Hay ríos, también, que cruzan los textos del Mester de alfarería; selvas que cerrándose en la altura de los follajes tapan o cuadriculan el sol; incendios en el campo que prueban la justeza de la observación: “Un campesino sin machete está como manco, ¿no?”; y, cómo podía faltar, el movimiento estudiantil del 68 y el 2 de octubre ensangrentado por el orangután de Palacio (“¡jetón, sal al balcón!”,) que ni se asomó al Zócalo capitalino ni, menos, se hizo la prueba de la parafina luego de estirar la mano en Guadalajara, cuya universidad sintoniza la misma frecuencia del Estado desde entonces hasta hoy, y así sucesivamente, sin transformaciones que toquen la simbiosis ni con el pétalo de una rosa, como suele decirse.

En otros textos hablan las mujeres con voz propia y no como monas de ventrílocuo (“Ceniza en los hombros”), en otro, uno de los innumerables condenados de la tierra se enfrenta en su parcela al cambio climático (“La opción de Josías”), en otro se asegura que lo único seguro es el pasado (“Evasión con responsabilidad limitada”).

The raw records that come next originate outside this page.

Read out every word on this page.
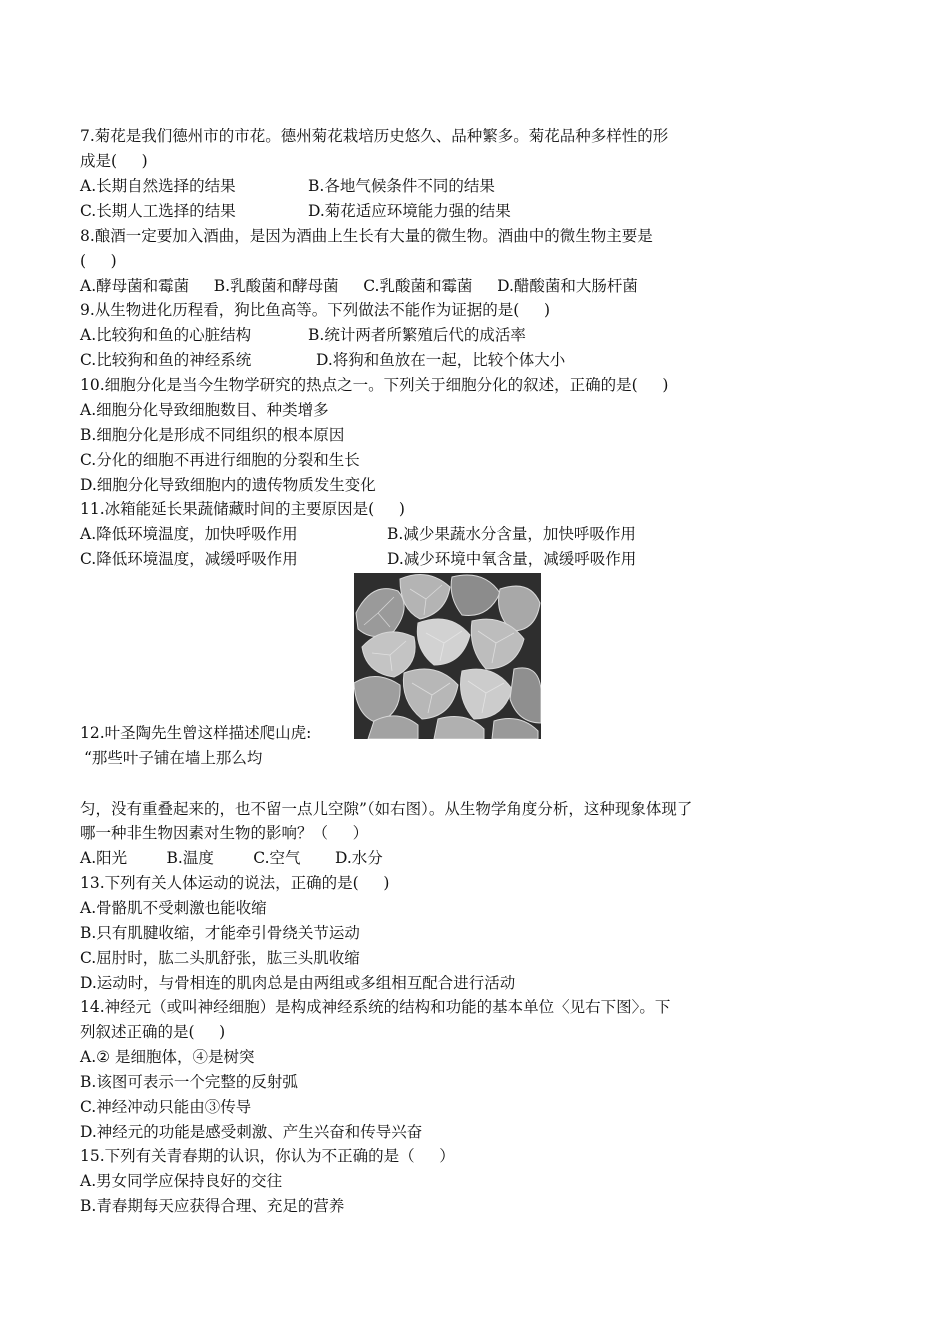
7.菊花是我们德州市的市花。德州菊花栽培历史悠久、品种繁多。菊花品种多样性的形
成是(     )
A.长期自然选择的结果	B.各地气候条件不同的结果
C.长期人工选择的结果	D.菊花适应环境能力强的结果
8.酿酒一定要加入酒曲，是因为酒曲上生长有大量的微生物。酒曲中的微生物主要是
(     )
A.酵母菌和霉菌     B.乳酸菌和酵母菌     C.乳酸菌和霉菌     D.醋酸菌和大肠杆菌
9.从生物进化历程看，狗比鱼高等。下列做法不能作为证据的是(     )
A.比较狗和鱼的心脏结构	B.统计两者所繁殖后代的成活率
C.比较狗和鱼的神经系统	D.将狗和鱼放在一起，比较个体大小
10.细胞分化是当今生物学研究的热点之一。下列关于细胞分化的叙述，正确的是(     )
A.细胞分化导致细胞数目、种类增多
B.细胞分化是形成不同组织的根本原因
C.分化的细胞不再进行细胞的分裂和生长
D.细胞分化导致细胞内的遗传物质发生变化
11.冰箱能延长果蔬储藏时间的主要原因是(     )
A.降低环境温度，加快呼吸作用	B.减少果蔬水分含量，加快呼吸作用
C.降低环境温度，减缓呼吸作用	D.减少环境中氧含量，减缓呼吸作用
12.叶圣陶先生曾这样描述爬山虎:
“那些叶子铺在墙上那么均
匀，没有重叠起来的，也不留一点儿空隙”（如右图）。从生物学角度分析，这种现象体现了
哪一种非生物因素对生物的影响？（     ）
A.阳光        B.温度        C.空气       D.水分
13.下列有关人体运动的说法，正确的是(     )
A.骨骼肌不受刺激也能收缩
B.只有肌腱收缩，才能牵引骨绕关节运动
C.屈肘时，肱二头肌舒张，肱三头肌收缩
D.运动时，与骨相连的肌肉总是由两组或多组相互配合进行活动
14.神经元（或叫神经细胞）是构成神经系统的结构和功能的基本单位〈见右下图〉。下
列叙述正确的是(     )
A.② 是细胞体，④是树突
B.该图可表示一个完整的反射弧
C.神经冲动只能由③传导
D.神经元的功能是感受刺激、产生兴奋和传导兴奋
15.下列有关青春期的认识，你认为不正确的是（     ）
A.男女同学应保持良好的交往
B.青春期每天应获得合理、充足的营养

Y en otro más se habla del futuro que ya se fue, empujado por la devastación que ocasionan las compañías mineras canadienses que “hoy infestan el mundo como jejenes en busca de los últimos residuos de oro bajo el suelo”.

No sería posible, en la corta duración de una reseña, resumir la variedad temática que puebla el Mester de alfarería, ni prudente alargar el spoiler, cuya única justificación es la de invitar a su lectura; menos aún entretenerse en el listado de las numerosas y conocedoras referencias literarias, pictóricas, musicales, cinematográficas, poéticas y párale de competir con Cirino el de las figuritas de arcilla bien cocidas que llenan las páginas de este libro llamado a confirmar a Hermann Bellinghausen como uno de los escritores más constantes y destacados de la literatura mexicana contemporánea. Baste añadir, para recomenzar, que otro de los textos bien puede resumir el emblema literario enarbolado por el autor. Se trata de “Retratos hablados”, en el que las letras del abecedario dan pie a historias sumarias que se acomodan sin darse codazos en el desfile más amplio de las otras historias que se suceden en las 150 páginas del Mester de alfarería: “B baila para no caerse”, “A escribe para no volverse loco”, “Z sabe que nada termina” y así con el resto de las vocales y las consonantes que pueden combinarse de manera infinita, como las fantasmagorías de un calidoscopio. Ni más ni menos.